Screening and Prevention
- Regular screening is essential for early detection and prevention of Lynch syndrome-associated cancers.
- High-quality colonoscopy carried out in dedicated centers is advised 1.
- UGI endoscopy surveillance (every 1–3 years, from age 30–35 years) may be considered in patients at high risk 1.
- Prophylactic gynaecological surgery might be an option for female carriers who have completed childbearing or are postmenopausal 1.
From the Research
Definition and Characteristics of Lynch Syndrome
- Lynch syndrome, also known as Hereditary Nonpolyposis Colorectal Cancer (HNPCC), is a genetic disorder characterized by an autosomal dominant inheritance of early-onset colorectal cancer and endometrial cancer, as well as increased risk for several other cancers 2, 3, 4, 5, 6.
- The syndrome is caused by a mutation in one of the four DNA mismatch repair (MMR) genes: MLH1, MSH2, MSH6, or PMS2 2, 3, 4, 5, 6.
- Individuals with Lynch syndrome have a high lifetime risk of developing colorectal and endometrial cancers, with risks approaching 70-80% and 40-60%, respectively, in the absence of medical intervention 5.
Clinical Presentation and Diagnosis
- Lynch syndrome is often suspected in individuals who develop cancer at an unusually young age or in families with a history of clustering of certain types of cancer 6.

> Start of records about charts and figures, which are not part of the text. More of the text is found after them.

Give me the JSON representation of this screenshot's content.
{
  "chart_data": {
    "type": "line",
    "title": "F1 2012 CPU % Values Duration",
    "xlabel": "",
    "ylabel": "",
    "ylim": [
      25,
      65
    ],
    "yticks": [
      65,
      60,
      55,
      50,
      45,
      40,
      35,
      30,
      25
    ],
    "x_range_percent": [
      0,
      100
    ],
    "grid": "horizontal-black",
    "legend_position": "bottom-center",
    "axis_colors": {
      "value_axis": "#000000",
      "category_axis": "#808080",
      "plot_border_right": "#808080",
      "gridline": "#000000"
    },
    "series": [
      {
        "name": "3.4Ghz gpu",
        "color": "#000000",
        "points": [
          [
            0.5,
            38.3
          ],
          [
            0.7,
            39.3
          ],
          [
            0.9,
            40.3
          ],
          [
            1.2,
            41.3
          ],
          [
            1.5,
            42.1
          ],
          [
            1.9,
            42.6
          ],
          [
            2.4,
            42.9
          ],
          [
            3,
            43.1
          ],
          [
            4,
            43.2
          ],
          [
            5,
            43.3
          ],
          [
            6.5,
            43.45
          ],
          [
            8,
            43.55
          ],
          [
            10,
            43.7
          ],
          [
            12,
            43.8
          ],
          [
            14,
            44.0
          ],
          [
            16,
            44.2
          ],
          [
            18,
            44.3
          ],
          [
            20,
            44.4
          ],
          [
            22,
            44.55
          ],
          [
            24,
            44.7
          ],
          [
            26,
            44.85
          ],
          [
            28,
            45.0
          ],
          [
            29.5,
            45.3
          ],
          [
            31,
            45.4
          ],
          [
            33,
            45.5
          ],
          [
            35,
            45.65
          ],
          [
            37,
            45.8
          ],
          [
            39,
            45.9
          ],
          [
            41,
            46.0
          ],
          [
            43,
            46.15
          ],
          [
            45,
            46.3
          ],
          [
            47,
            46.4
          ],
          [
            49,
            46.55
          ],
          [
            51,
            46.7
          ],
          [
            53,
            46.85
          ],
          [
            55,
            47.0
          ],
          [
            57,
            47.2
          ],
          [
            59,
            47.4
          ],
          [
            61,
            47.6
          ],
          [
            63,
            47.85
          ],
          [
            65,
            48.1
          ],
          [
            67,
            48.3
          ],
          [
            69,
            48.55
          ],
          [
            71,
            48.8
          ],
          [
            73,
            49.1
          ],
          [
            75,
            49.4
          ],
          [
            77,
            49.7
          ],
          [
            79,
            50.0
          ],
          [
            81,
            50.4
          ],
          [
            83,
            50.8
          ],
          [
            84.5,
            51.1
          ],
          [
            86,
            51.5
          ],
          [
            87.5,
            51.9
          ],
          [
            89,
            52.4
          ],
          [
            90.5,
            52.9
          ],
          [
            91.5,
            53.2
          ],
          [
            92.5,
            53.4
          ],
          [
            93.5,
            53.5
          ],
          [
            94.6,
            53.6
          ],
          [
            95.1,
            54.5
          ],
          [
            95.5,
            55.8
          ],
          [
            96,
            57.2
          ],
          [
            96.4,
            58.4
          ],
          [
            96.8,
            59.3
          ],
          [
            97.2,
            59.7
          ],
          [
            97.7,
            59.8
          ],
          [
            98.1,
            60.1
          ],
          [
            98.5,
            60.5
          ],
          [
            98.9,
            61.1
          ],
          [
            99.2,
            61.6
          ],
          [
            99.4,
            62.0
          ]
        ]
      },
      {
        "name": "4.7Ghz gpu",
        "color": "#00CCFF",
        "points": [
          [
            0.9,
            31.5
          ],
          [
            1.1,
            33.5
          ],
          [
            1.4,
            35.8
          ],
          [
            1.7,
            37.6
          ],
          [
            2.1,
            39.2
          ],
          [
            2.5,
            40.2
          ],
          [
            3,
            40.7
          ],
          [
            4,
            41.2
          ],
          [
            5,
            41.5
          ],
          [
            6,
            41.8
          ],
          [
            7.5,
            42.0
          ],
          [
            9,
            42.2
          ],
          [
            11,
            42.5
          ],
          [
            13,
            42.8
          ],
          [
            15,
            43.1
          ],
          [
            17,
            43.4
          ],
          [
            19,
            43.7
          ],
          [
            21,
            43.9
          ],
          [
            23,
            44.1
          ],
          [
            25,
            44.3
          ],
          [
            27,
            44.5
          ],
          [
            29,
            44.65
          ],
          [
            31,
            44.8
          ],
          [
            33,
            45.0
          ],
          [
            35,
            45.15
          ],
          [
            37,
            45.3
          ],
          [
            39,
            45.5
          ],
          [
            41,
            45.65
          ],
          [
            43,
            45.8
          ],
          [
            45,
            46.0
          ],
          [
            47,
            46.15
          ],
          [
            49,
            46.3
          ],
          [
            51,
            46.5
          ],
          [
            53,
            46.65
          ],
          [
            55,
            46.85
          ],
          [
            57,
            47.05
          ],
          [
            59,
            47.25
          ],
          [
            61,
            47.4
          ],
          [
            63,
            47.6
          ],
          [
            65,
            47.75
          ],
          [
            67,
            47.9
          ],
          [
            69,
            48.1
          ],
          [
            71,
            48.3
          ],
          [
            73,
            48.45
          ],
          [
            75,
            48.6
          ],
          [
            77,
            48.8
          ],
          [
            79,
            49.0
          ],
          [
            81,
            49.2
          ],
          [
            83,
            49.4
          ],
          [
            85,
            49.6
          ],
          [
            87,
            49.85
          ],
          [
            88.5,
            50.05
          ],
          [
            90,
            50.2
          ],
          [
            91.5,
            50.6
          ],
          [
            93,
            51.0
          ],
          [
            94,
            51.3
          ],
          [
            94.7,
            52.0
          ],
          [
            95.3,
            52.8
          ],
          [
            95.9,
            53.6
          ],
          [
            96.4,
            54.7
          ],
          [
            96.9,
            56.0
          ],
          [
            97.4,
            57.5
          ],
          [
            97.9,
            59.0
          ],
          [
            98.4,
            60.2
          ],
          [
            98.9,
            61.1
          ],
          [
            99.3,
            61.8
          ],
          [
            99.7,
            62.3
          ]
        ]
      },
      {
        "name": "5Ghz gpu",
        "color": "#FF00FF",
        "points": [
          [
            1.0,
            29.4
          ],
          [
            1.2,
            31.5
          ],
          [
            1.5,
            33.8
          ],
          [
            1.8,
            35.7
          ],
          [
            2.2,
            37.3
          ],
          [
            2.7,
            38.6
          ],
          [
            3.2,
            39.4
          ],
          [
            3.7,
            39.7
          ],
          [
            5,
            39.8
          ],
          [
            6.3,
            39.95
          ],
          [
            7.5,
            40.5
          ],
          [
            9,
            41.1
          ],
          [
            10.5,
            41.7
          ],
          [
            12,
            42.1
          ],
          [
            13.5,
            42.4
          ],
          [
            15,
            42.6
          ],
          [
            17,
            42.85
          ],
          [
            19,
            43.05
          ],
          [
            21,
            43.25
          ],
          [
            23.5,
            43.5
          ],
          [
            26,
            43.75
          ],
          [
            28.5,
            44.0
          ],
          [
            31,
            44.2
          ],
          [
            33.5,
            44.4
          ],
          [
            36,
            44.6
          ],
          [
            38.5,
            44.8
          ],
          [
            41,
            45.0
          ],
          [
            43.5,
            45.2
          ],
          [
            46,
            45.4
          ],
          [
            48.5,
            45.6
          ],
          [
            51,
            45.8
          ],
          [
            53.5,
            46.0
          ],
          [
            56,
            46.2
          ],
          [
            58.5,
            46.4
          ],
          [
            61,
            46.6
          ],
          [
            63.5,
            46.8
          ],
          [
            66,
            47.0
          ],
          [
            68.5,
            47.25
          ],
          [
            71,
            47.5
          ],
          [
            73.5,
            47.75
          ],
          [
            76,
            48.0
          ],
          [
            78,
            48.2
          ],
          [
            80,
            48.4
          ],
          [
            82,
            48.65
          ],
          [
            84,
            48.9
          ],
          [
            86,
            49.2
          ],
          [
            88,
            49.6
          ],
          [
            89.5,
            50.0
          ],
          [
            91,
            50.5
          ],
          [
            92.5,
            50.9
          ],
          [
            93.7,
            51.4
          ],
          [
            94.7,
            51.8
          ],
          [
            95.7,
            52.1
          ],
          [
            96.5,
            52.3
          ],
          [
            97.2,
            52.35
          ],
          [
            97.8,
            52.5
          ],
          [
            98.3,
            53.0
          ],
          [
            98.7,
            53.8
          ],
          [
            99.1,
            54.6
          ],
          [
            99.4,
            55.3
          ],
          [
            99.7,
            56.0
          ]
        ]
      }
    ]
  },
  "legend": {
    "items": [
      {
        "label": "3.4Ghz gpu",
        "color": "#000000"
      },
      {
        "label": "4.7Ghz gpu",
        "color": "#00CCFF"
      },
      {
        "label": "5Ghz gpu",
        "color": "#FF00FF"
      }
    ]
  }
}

- Diagnosis involves analyzing tumor tissue for evidence of deficient mismatch repair, such as microsatellite instability or loss of mismatch repair protein expression, followed by genetic testing to identify a pathogenic mutation 6.
- Diagnostic evaluations for Lynch syndrome should be carried out with appropriate genetic counseling 6.
Management and Surveillance
- Regular surveillance for colorectal and endometrial cancer has been shown to be beneficial for mutation carriers, with colonoscopy at frequent intervals effective in reducing morbidity and mortality from Lynch-associated colorectal cancer 2, 5, 6.
- Prophylactic colectomy, prophylactic hysterectomy, and bilateral salpingo-oophorectomy may be reasonable options for selected patients with Lynch syndrome 2.
- Annual colonoscopy and annual gynecological examination are recommended for patients with Lynch syndrome and healthy carriers of causative mutations 6.